WEALTHY outsiders are to be barred from buying new houses in the Yorkshire Dales in an attempt to stop offcomers pricing locals out of the housing market.
Members of the Yorkshire Dales National Park Authority (YDNPA) have agreed in principle to a policy that will ensure new homes are reserved for local people and stop them being bought as second homes or holiday lets.
The policy also includes new property developments in existing buildings such as barn conversions.
The authority hopes the plan will address the disparity between average house prices in the Dales, currently over £200,000, and low wages that make it virtually impossible for locals to get a foot on the housing ladder.
Key workers moving into the area into public service jobs, such as teaching, would not be penalised by the scheme.
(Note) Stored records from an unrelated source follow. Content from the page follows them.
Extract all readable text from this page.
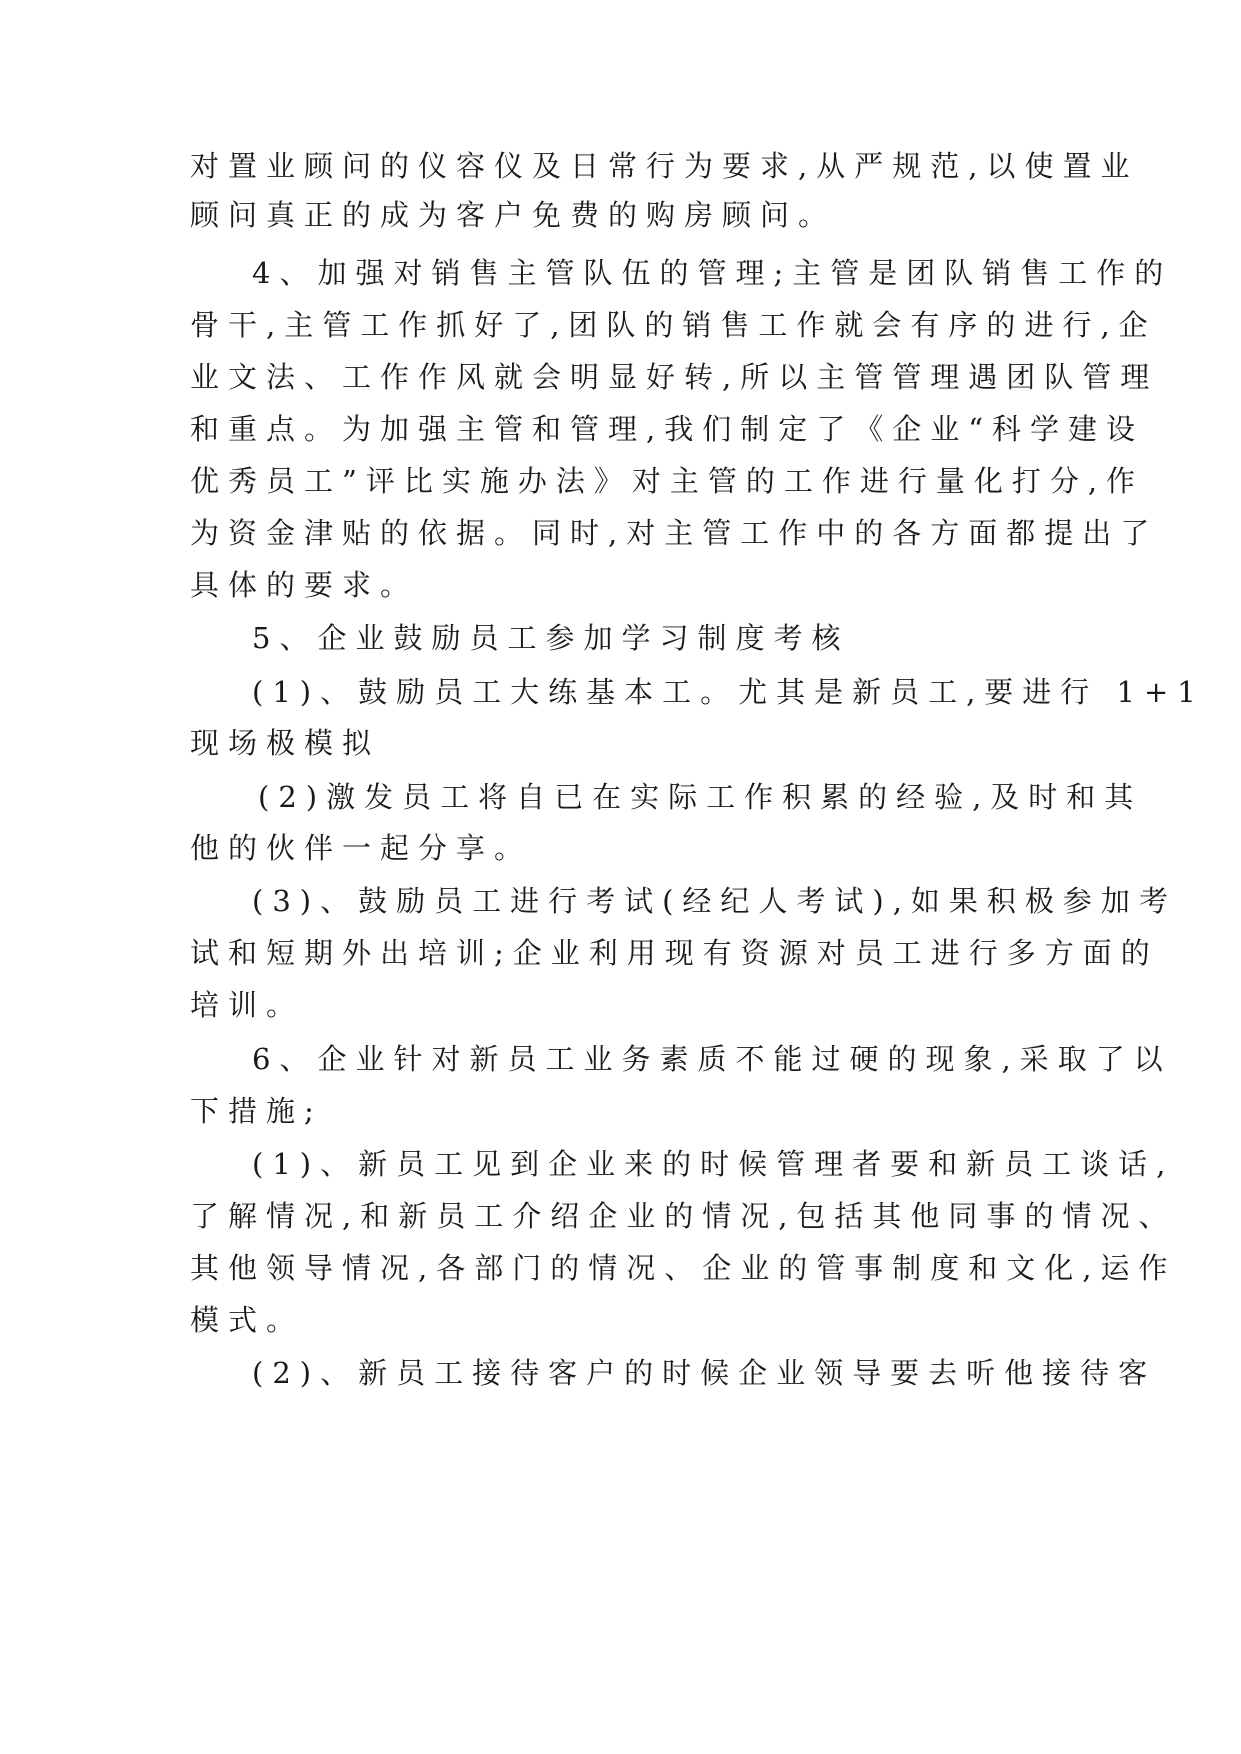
对置业顾问的仪容仪及日常行为要求,从严规范,以使置业
顾问真正的成为客户免费的购房顾问。
4、加强对销售主管队伍的管理;主管是团队销售工作的
骨干,主管工作抓好了,团队的销售工作就会有序的进行,企
业文法、工作作风就会明显好转,所以主管管理遇团队管理
和重点。为加强主管和管理,我们制定了《企业“科学建设
优秀员工”评比实施办法》对主管的工作进行量化打分,作
为资金津贴的依据。同时,对主管工作中的各方面都提出了
具体的要求。
5、企业鼓励员工参加学习制度考核
(1)、鼓励员工大练基本工。尤其是新员工,要进行 1+1
现场极模拟
(2)激发员工将自已在实际工作积累的经验,及时和其
他的伙伴一起分享。
(3)、鼓励员工进行考试(经纪人考试),如果积极参加考
试和短期外出培训;企业利用现有资源对员工进行多方面的
培训。
6、企业针对新员工业务素质不能过硬的现象,采取了以
下措施;
(1)、新员工见到企业来的时候管理者要和新员工谈话,
了解情况,和新员工介绍企业的情况,包括其他同事的情况、
其他领导情况,各部门的情况、企业的管事制度和文化,运作
模式。
(2)、新员工接待客户的时候企业领导要去听他接待客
The policy, part of the authority's Yorkshire Dales Local Plan, received backing from government planning inspector William Carlow, who held a public inquiry into the scheme last summer.
The Yorkshire Dales is the third National Park authority in the country to implement such restrictions and in the ten years since a similar policy was implemented in the Peak District, the price of new houses is estimated to have dropped by 30 per cent.
The plan is not good news for everybody, however, and estate agents believe that it could lead to a slump in house building.
Nigel Close, of Cobble Country Property, in Sedbergh, said: "This policy, and any other grand ideas about controlling the market, will only work if monies from an outside source artificially support it. Builders will only be able to build to a cost that is profitable for them and they will build outside the area if they have a choice of working for a profit or for nothing."
"It is obvious that we do need some supported house building but it is wrong to ask individual builders or existing property owners to foot that bill after our own local government has decided to sell off all its own housing stock," he added.